Donald Trump’s weekend rally in Oklahoma highlighted growing vulnerabilities in his campaign, despite it being designed to show strength and enthusiasm heading into the critical final months before the presidential election.
The Oklahoma rally crystallised a divisive re-election message that largely ignores broad groups of voters – independents, suburban women and people of colour – who could play a crucial role in choosing Mr Trump or Democratic challenger Joe Biden as the next US president.
The lower-than-expected turnout at the comeback rally, in particular, left Mr Trump fuming.
“There’s really only one strategy left for him, and that is to propel that rage and anger and try to split the society and see if he can have a tribal leadership win here,” former Trump adviser-turned-critic Anthony Scaramucci said on CNN programme Reliable Sources.

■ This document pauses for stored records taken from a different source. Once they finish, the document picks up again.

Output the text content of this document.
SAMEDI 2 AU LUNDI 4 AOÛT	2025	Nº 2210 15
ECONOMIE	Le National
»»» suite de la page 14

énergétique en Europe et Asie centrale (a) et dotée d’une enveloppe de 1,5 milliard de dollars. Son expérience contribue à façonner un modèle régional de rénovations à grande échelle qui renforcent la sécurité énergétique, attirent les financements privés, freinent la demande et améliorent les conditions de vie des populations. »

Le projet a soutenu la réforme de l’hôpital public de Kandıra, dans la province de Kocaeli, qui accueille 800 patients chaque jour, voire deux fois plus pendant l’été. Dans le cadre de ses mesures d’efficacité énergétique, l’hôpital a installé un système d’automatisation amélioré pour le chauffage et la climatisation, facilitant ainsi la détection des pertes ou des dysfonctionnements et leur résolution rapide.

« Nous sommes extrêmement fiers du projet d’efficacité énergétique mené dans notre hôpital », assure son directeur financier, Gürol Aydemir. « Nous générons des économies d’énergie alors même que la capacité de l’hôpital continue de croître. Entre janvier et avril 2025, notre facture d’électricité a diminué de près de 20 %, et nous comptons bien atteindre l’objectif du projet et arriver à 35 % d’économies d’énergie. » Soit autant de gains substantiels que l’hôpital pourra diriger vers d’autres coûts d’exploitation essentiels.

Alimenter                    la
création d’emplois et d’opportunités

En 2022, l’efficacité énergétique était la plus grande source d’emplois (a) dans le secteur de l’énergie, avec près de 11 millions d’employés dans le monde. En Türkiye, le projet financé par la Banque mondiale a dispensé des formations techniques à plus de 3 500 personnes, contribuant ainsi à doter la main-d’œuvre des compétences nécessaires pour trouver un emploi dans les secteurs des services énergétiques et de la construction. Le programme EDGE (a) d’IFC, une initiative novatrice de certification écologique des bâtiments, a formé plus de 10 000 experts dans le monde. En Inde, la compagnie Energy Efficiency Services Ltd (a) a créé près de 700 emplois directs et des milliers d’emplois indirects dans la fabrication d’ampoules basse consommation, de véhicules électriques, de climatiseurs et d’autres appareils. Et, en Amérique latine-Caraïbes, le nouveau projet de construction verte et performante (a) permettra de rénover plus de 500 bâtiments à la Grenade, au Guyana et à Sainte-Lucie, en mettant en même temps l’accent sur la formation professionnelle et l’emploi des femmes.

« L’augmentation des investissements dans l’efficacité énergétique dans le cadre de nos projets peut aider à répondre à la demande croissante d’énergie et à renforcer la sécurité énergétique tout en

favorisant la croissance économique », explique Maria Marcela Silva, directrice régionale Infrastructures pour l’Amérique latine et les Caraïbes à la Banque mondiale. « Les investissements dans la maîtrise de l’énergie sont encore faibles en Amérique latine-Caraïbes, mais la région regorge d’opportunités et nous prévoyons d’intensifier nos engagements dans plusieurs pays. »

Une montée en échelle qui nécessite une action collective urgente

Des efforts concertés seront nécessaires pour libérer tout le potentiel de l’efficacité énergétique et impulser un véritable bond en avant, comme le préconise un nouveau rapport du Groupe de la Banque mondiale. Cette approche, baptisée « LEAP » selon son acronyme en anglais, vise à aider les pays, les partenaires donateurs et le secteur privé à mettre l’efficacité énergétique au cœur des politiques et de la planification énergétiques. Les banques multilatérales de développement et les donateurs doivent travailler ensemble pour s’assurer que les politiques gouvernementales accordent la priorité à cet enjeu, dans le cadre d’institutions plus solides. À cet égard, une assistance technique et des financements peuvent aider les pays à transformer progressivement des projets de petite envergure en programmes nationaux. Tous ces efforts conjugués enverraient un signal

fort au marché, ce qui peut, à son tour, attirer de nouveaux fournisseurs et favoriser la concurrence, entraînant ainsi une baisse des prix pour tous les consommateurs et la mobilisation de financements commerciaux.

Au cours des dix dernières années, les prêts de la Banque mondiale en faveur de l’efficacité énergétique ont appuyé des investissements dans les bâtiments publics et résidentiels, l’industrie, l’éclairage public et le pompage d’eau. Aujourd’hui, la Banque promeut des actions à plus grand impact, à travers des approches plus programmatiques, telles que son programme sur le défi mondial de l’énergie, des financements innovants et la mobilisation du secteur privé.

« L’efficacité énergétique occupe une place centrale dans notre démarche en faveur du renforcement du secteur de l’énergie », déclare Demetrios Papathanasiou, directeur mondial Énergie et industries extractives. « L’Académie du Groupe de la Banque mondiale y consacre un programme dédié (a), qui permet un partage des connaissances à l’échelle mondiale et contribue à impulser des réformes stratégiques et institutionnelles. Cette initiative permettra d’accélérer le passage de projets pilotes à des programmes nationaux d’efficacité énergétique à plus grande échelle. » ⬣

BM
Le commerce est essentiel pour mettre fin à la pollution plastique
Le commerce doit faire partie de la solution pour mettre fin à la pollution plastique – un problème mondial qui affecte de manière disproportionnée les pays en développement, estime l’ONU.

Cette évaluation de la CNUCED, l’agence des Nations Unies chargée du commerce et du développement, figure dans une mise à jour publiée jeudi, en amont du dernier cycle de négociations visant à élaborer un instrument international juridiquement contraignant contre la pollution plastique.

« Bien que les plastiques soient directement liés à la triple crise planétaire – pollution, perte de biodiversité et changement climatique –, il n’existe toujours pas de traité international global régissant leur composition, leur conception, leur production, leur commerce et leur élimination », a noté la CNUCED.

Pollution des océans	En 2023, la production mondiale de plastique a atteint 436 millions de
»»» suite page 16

The president held his self-described campaign relaunch in Tulsa as the nation grappled with surging coronavirus infections, the worst unemployment since the Great Depression and sweeping civil unrest.
But the day after Mr Trump’s Tulsa rally, the president’s message was almost an afterthought as aides tried to explain away a smaller-than-expected crowd that left the president outraged.
Betting big on Tulsa
The campaign had been betting big on Tulsa.
Mr Trump’s political team spent days proclaiming that more than one million people had requested tickets.
They also ignored health warnings from the White House coronavirus task force and Oklahoma officials, eager to host an event that would help him move past the civil rights protests and the coronavirus itself.
His first rally in 110 days was meant to be a defiant display of political force to help energise Mr Trump’s spirits, try out some attacks on Mr Biden and serve as a powerful symbol of American’s re-opening, but it didn’t turn out that way.
A video of Trump disembarking Marine One back in Washington later that night captured the seemingly exhausted and defeated tenor of the president perfectly.
Instead, the city fire marshal’s office reported a crowd of just less than 6,200 in the 19,000-seat BOK Centre, and at least six staff members who helped set up the event tested positive for the coronavirus.